Unlocking Seamless Multimodal Interaction: Introducing GPT-4o
We are introducing GPT-4o, our latest flagship model designed to process audio, vision, and text simultaneously in real-time. GPT-4o, where "o" stands for "omni", represents a significant leap towards more natural human-computer interaction. It can accept any combination of text, audio, and image inputs and generate corresponding outputs in any of these formats. The model can respond to audio inputs within an average of 320 milliseconds, comparable to human response times in conversations. GPT-4o matches the performance of GPT-4 Turbo in English text and code, with significant improvements in non-English text, while being faster and 50% cheaper in API usage. It excels particularly in understanding vision and audio compared to existing models.
Previously, using Voice Mode with GPT-3.5 or GPT-4 resulted in average latencies of 2.8 seconds and 5.4 seconds, respectively.

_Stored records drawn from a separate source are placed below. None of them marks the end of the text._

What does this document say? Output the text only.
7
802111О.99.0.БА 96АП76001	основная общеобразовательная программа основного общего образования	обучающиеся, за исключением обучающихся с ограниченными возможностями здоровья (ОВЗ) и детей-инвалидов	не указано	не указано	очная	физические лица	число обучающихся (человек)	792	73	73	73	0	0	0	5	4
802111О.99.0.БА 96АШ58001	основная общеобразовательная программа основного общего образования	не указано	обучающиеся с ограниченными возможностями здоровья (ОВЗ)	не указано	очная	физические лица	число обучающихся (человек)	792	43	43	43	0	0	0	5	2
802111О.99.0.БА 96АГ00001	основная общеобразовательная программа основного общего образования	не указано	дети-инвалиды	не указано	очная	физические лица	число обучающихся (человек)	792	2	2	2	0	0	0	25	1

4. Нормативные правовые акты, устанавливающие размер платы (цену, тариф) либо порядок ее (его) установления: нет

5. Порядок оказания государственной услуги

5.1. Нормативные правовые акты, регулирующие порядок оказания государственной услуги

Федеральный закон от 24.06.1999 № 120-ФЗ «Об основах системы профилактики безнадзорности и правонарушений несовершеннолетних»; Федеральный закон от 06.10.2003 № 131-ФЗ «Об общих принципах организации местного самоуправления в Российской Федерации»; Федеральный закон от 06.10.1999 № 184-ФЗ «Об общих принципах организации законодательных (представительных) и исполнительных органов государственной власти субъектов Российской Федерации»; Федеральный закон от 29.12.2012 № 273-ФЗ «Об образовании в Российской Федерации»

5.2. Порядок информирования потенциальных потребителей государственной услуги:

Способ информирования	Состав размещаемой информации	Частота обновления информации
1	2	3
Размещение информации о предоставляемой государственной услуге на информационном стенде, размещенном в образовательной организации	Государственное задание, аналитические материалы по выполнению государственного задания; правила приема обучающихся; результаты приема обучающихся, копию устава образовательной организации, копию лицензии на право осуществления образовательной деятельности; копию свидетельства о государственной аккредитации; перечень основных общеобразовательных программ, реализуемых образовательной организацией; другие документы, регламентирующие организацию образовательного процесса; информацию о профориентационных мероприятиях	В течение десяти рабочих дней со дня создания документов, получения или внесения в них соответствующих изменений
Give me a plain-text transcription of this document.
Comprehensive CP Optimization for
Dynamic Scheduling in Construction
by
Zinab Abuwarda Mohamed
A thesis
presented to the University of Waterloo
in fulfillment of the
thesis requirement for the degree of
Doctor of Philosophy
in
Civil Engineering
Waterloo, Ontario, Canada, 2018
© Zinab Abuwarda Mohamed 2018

With GPT-4o, we've streamlined the process by training a single new model to process all modalities—text, vision, and audio. This means that all inputs and outputs are handled by the same neural network, eliminating the loss of information seen in previous models. Despite this advancement, we are still exploring the capabilities and limitations of GPT-4o, especially across 20 representative languages chosen for the new tokenizer's compression across different language families.
GPT-4o incorporates safety measures across all modalities, including filtering training data and refining the model's behavior through post-training. We've evaluated its safety according to our Preparedness Framework and have undergone extensive external evaluations to identify and mitigate risks. Despite these efforts, GPT-4o's audio modalities present new risks, which we are actively addressing through technical infrastructure improvements and safety measures.
Initially, GPT-4o's audio outputs will be limited to preset voices and will adhere to existing safety policies. Text and image capabilities are being rolled out today in ChatGPT, with GPT-4o available in the free tier and for Plus users with higher message limits. A new version of Voice Mode with GPT-4o will be introduced in alpha within ChatGPT Plus in the coming weeks. Developers can access GPT-4o in the API as a text and vision model, offering twice the speed, half the price, and five times higher rate limits compared to GPT-4 Turbo.